Dizendo isso, Ye Yueming apresentou oito artefatos diferentes, todos adornos femininos — grampos, braceletes e outros —, todos de qualidade mediana, sem nada de excepcional.
— Senhor Ye, não seria apropriado eu aceitar presentes tão valiosos logo no primeiro encontro. Melhor que os guarde — respondeu Hu Xian’er, recusando educadamente, embora relutante.
— Todos aqui já ajudaram bastante o povo-raposa. Eu, sem esse poder, só posso contribuir com esses objetos. Peço que não recuse, senhorita — insistiu Ye Yueming.
— Irmã, aceite. O povo-raposa está mesmo precisando de artefatos — incentivou Dongfang Huiyun.
Hu Xian’er, enfim, cedeu:
— Muito obrigada, senhor Ye. Um favor tão grande, o povo-raposa certamente retribuirá quando for possível.
— Hahaha, irmão Feng, você ainda não deu um presente para a irmã Xian’er. Como futuro mestre de forja, não pode ser mesquinho — Dongfang Huiyun, então, voltou-se para Long Feng, provocando-o.
Long Feng sorriu de leve:
— Pequena, não se preocupe. Não vou perder minha reputação. Só que os artefatos que carrego são ou meus, ou presentes do meu mestre e do mestre sênior. Nenhum deles posso dar. Façamos assim: daqui a pouco forjo alguns para presentear o povo-raposa.

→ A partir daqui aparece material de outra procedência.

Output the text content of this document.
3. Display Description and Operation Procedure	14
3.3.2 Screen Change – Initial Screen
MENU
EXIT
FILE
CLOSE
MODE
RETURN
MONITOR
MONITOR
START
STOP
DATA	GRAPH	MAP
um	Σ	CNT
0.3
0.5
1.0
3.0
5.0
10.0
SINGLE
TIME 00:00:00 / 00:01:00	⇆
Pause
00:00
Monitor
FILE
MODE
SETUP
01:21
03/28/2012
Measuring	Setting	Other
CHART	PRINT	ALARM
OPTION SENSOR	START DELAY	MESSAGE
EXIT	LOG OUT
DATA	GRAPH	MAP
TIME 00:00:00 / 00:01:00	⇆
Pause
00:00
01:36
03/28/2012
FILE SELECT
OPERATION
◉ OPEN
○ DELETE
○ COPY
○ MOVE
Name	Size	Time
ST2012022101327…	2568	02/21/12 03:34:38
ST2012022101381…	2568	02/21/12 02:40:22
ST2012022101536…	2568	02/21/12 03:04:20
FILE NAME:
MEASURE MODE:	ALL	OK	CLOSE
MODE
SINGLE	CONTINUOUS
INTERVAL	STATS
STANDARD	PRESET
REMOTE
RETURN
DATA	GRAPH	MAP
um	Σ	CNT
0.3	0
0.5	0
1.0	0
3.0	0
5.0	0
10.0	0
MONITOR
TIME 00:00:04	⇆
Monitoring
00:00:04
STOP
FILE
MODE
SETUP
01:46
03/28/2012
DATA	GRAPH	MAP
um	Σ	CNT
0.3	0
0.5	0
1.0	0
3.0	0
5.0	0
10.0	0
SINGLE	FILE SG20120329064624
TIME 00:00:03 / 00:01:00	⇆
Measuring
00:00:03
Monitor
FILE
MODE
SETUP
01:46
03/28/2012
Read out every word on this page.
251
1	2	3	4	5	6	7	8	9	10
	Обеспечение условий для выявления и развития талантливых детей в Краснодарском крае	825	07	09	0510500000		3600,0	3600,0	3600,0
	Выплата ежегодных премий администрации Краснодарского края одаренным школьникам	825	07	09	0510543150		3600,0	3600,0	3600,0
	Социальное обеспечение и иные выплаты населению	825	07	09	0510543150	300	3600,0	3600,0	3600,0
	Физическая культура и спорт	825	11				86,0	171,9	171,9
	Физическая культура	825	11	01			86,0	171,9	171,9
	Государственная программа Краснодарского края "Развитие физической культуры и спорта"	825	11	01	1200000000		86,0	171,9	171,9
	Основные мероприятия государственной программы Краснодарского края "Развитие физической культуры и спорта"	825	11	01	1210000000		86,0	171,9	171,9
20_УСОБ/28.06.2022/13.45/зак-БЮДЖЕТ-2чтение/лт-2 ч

Era verdade: salvo um conjunto de armas imortais que ele mesmo forjara, outro de tesouros supremos e uma armadura imortal de qualidade inferior, todos os demais eram presentes de mestres. O velho sacerdote dera-lhe a espada voadora suprema Gélida, a Espada Imortal Sombra Fria, o Lótus, as Contas Budistas, a Ânfora de Jade, e Mingxu dera-lhe a Espada Imortal de qualidade média e uma armadura. O monge Nanhua dera-lhe a Pérola de Gelo e o Medaglão Búdico de Extrema Felicidade, além da lendária Espada Sangrenta deixada por seu avô e a Espada Sagrada Xuanyuan, símbolo do clã Xuanyuan. Nenhum desses artefatos era adequado para presentear. Restava-lhe, portanto, forjar novos.
— Irmã Xian’er, agradeça logo! Quando meu irmão Feng presenteia, nunca é com nada de segunda linha.
— Agradeço aqui ao jovem mestre — disse Hu Xian’er, curvando-se levemente.
— Irmã, não precisa formalidades — Xiang Xueying riu —, Feng é meu futuro marido, você é minha irmã, somos todos da mesma família. Não precisa tanta cerimônia.
Ao ouvir isso, Ye Yueming finalmente entendeu por que Xiang Xueying lhe era tão indiferente: ela já estava prometida. Que pena, pensou ele, que uma moça tão bela já tivesse dono.
— Senhorita Xian’er, que tipo de artefato mágico prefere? — perguntou Long Feng, já se preparando para a forja.
— O que mais gosto de usar são grampos de cabelo. Se for possível, gostaria que o jovem mestre forjasse um para mim.
— Preciso de um quarto tranquilo. Xueying, venha comigo; assim você também pode preparar alguns presentes para a irmã Xian’er.
Ye Yueming sentiu-se desconfortável. Humpf, vamos ver se você consegue mesmo forjar alguma coisa; seria ótimo se falhasse e passasse vergonha.
Hu Xian’er conduziu Long Feng e Xiang Xueying até um aposento reservado. Após selarem a entrada com restrições mágicas, sentaram-se e começaram a trabalhar.
— Xueying, faça uma armadura suprema para Hu Xian’er. Das armas, cuido eu.
Forjar tesouros supremos era tarefa trivial para ambos, mestres na arte de criar armas imortais. Enquanto Xiang Xueying se dedicava à armadura, processo mais demorado, Long Feng aproveitou para forjar cinco tesouros supremos para o povo-raposa, além de, em um intervalo, criar para si uma nova grande lâmina de qualidade inferior de arma imortal. Quando terminou, Xiang Xueying também finalizava a armadura, que, embora classificada como suprema, tinha qualidade comparável a muitas armas imortais, graças à sua habilidade e dedicação.